Mr. Davies and Savills now are discussing a slightly smaller version of his original plan, including up to 10 million square feet of new construction to accommodate a mix of retail, office, residential and hotel space, though likely without a 120-story skyscraper, Mr. Sykes said.

“I understand it was an amicable understanding reached in the end (with Sterling Bay) that the two parties had slightly different views of how it should move forward,” Mr. Sykes said. “Mr. Davies at that point thought this is perhaps something that needs more global exposure.”

Mr. Davies and Sterling Bay aren't the first developers to take a crack at the post office at 433 W. Van Buren St. Chicago-based Walton Street Capital LLC controlled the site for 11 years but was unable to kick off a mixed-use plan that included office, hotel, residential, retail and data center space. The U.S. Postal Service sold it to Mr. Davies via an auction five years ago.

Unlike Mr. Davies' idea to go even bigger, the previous owners at one point considered razing about 40 percent of the vacant colossus to make way for a public park.

“We were going to cut it down to a reasonable size,” said Rand Diamond, managing principal at Chicago-based GlenStar Properties LLC, whose firm — then known as GVA Williams — was in charge of leasing for the Walton Street venture.
:yuck: Come on really???!!

LouisVanDerWright Oct 8, 2014 1:12 PM

What an idiot. There's no way he'll get this done on his own. Sterling Bay was a first class ticket to success.

SamInTheLoop Oct 8, 2014 1:31 PM

He couldn't have possibly imagined a better scenario for him - having Sterling Bay fall into his lap like that. This was indeed his golden ticket, and he just flushed it down the toilet.

This guy is simply not a real player in real estate development......that of course has been clear since he won the auction.....

k1052 Oct 8, 2014 2:03 PM

Quote:

But tenants and their brokers were said to be wary of dealing with Mr.

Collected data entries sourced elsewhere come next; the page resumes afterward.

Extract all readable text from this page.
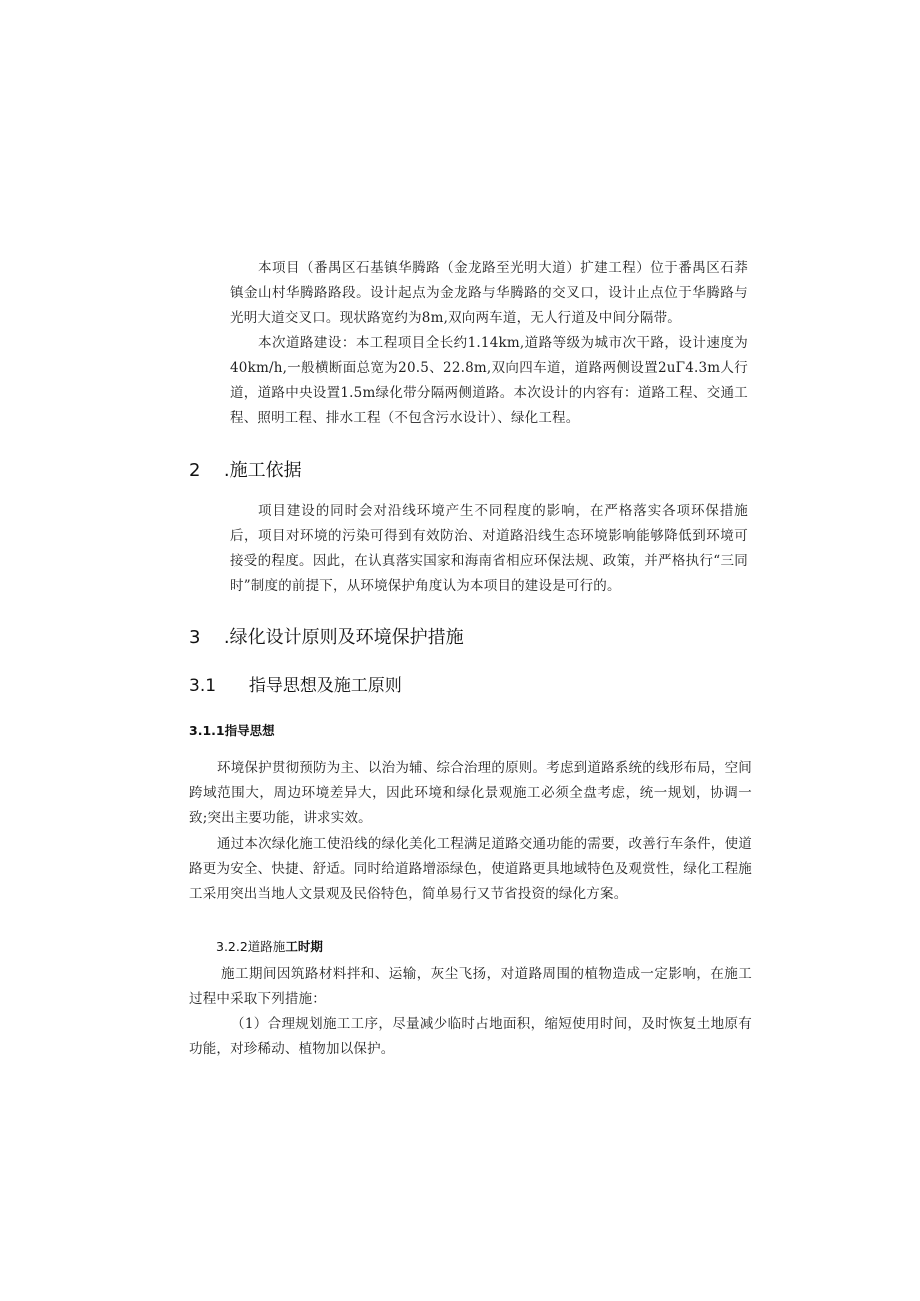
本项目（番禺区石基镇华腾路（金龙路至光明大道）扩建工程）位于番禺区石莽镇金山村华腾路路段。设计起点为金龙路与华腾路的交叉口，设计止点位于华腾路与光明大道交叉口。现状路宽约为8m,双向两车道，无人行道及中间分隔带。

本次道路建设：本工程项目全长约1.14km,道路等级为城市次干路，设计速度为40km/h,一般横断面总宽为20.5、22.8m,双向四车道，道路两侧设置2uΓ4.3m人行道，道路中央设置1.5m绿化带分隔两侧道路。本次设计的内容有：道路工程、交通工程、照明工程、排水工程（不包含污水设计）、绿化工程。

2 .施工依据

项目建设的同时会对沿线环境产生不同程度的影响，在严格落实各项环保措施后，项目对环境的污染可得到有效防治、对道路沿线生态环境影响能够降低到环境可接受的程度。因此，在认真落实国家和海南省相应环保法规、政策，并严格执行“三同时”制度的前提下，从环境保护角度认为本项目的建设是可行的。

3 .绿化设计原则及环境保护措施
3.1 指导思想及施工原则
3.1.1指导思想

环境保护贯彻预防为主、以治为辅、综合治理的原则。考虑到道路系统的线形布局，空间跨域范围大，周边环境差异大，因此环境和绿化景观施工必须全盘考虑，统一规划，协调一致;突出主要功能，讲求实效。

通过本次绿化施工使沿线的绿化美化工程满足道路交通功能的需要，改善行车条件，使道路更为安全、快捷、舒适。同时给道路增添绿色，使道路更具地域特色及观赏性，绿化工程施工采用突出当地人文景观及民俗特色，简单易行又节省投资的绿化方案。

3.2.2道路施工时期

施工期间因筑路材料拌和、运输，灰尘飞扬，对道路周围的植物造成一定影响，在施工过程中采取下列措施：

（1）合理规划施工工序，尽量减少临时占地面积，缩短使用时间，及时恢复土地原有功能，对珍稀动、植物加以保护。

Davies after years without progress at the site, leading Sterling Bay to attempt to buy the property to gain control over decisionmaking. Its offer was believed to be more than twice Mr. Davies' investment in the property, including the land purchases, taxes and other expenses, industry sources estimate.
:facepalm:

wierdaaron Oct 8, 2014 3:33 PM

This is eternally frustrating. How long until Davies burns the whole thing down for the insurance money?

Loopy Oct 8, 2014 3:40 PM

I don't think he ever intended to develop the property. His motive for entertaining these proposals was simply to create a nice sales brochure.